Hong ChenYoun Jeong ChoiLinda S LeePublished in: Environmental science & technology (2018)
Global phase out of perfluorooctanesulfonic acid (PFOS) has led to increasing production of alternatives such as the chlorinated polyfluoroalkyl ether sulfonic acids (Cl-PFESAs) for which little is known on their environmental fate.
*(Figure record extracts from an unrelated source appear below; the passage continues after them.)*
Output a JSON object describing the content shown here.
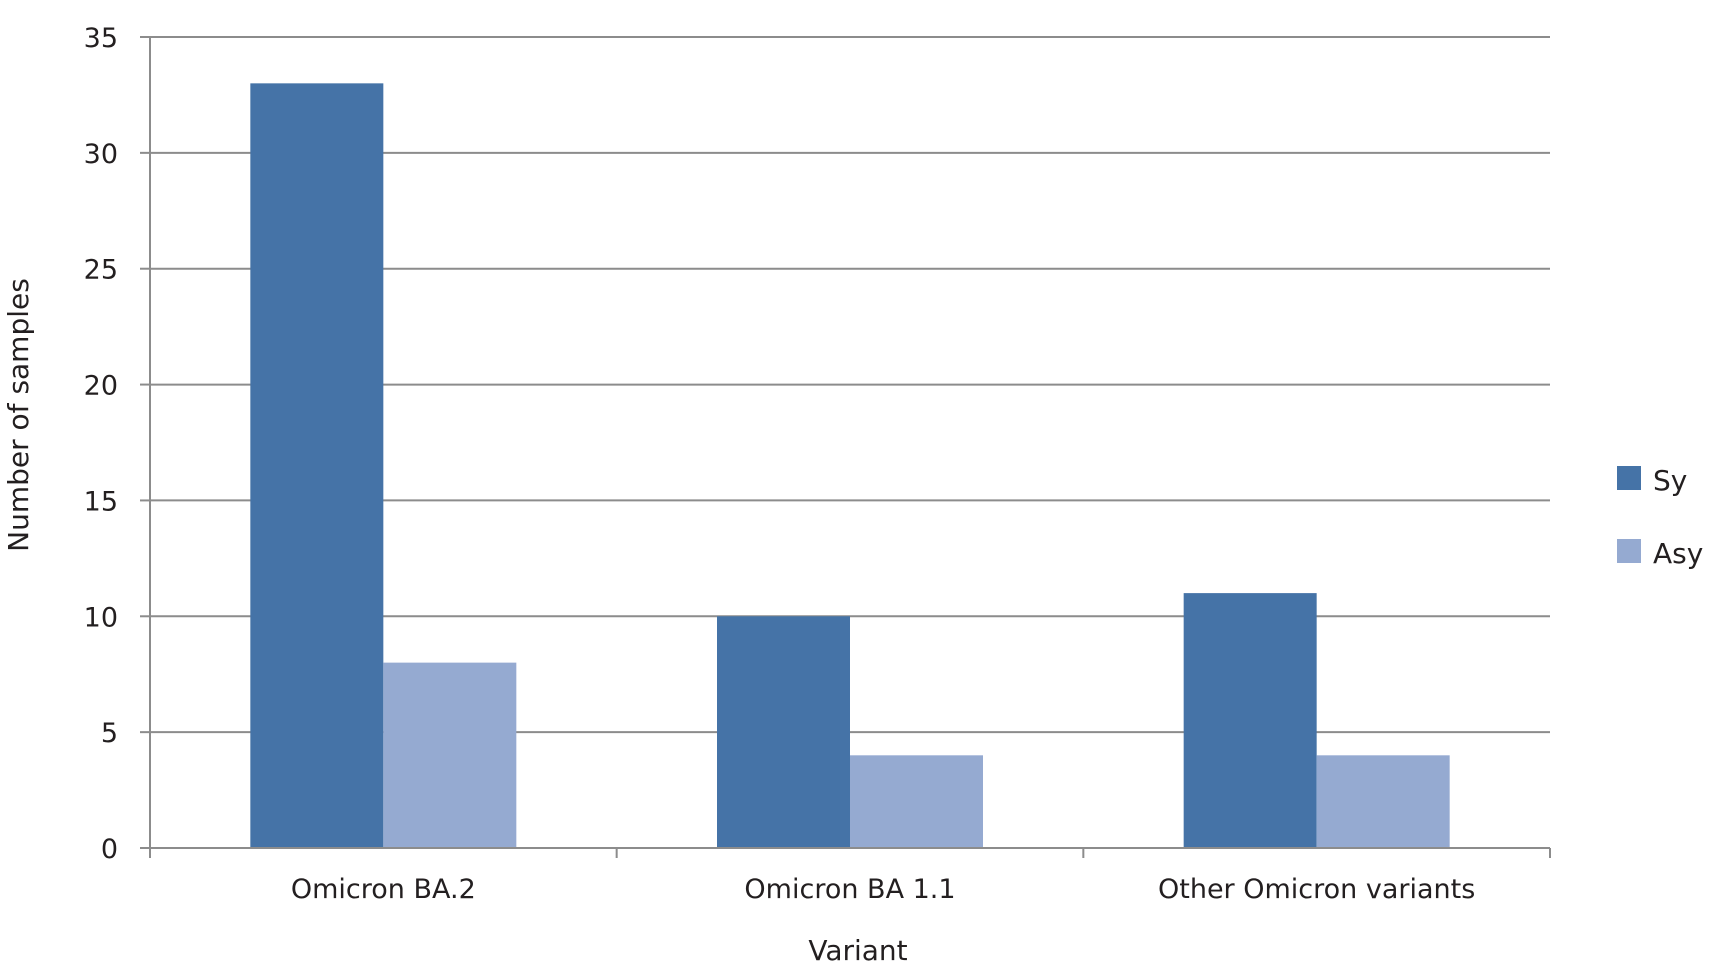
{
  "chart_data": {
    "type": "bar",
    "categories": [
      "Omicron BA.2",
      "Omicron BA 1.1",
      "Other Omicron variants"
    ],
    "series": [
      {
        "name": "Sy",
        "values": [
          33,
          10,
          11
        ],
        "color": "#4573a7"
      },
      {
        "name": "Asy",
        "values": [
          8,
          4,
          4
        ],
        "color": "#95aad1"
      }
    ],
    "title": "",
    "xlabel": "Variant",
    "ylabel": "Number of samples",
    "ylim": [
      0,
      35
    ],
    "yticks": [
      0,
      5,
      10,
      15,
      20,
      25,
      30,
      35
    ],
    "grid": true,
    "legend": "right"
  }
}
In this study, sorption by soils, aerobic soil biodegradation, and oxidation potential of 6:2 Cl-PFESA (9-chlorohexadecafluoro-3-oxanonane-1-sulfonate) and 8:2 Cl-PFESA (9-chlorooctadecafluoro-3-oxanonane-1-sulfonate) were evaluated. 6:2 Cl-PFESA sorption was quantified for aqueous and acetone/water solutions, whereas 8:2 PFESA could only be accurately measured in acetone/water solutions. The log-linear cosolvency model was applied and validated to estimate sorption of 8:2 Cl-PFESA. Only soil organic carbon (OC, 0.76-4.30%) was highly and positively correlated to sorption of the Cl-PFESAs ( R2 > 0.96). The resulting log Koc values (OC-normalized sorption coefficients) are 4.01 ± 0.09 ( n = 6) and 5.54 ± 0.05 ( n = 4) L kg-1 for 6:2 Cl-PFESA and 8:2 Cl-PFESA, respectively. Aerobic biodegradation in a loam soil at 24 ± 0.5 °C showed negligible degradation of both Cl-PFESAs. Cl-PFESAs also remained unchanged in an unbuffered heat (50 °C)-activated 42 mM persulfate oxidation treatment. Therefore, Cl-PFESAs are equally recalcitrant as PFOS in addition to being more sorptive, thus with a higher bioaccumulation potential for a similar alkyl chain length.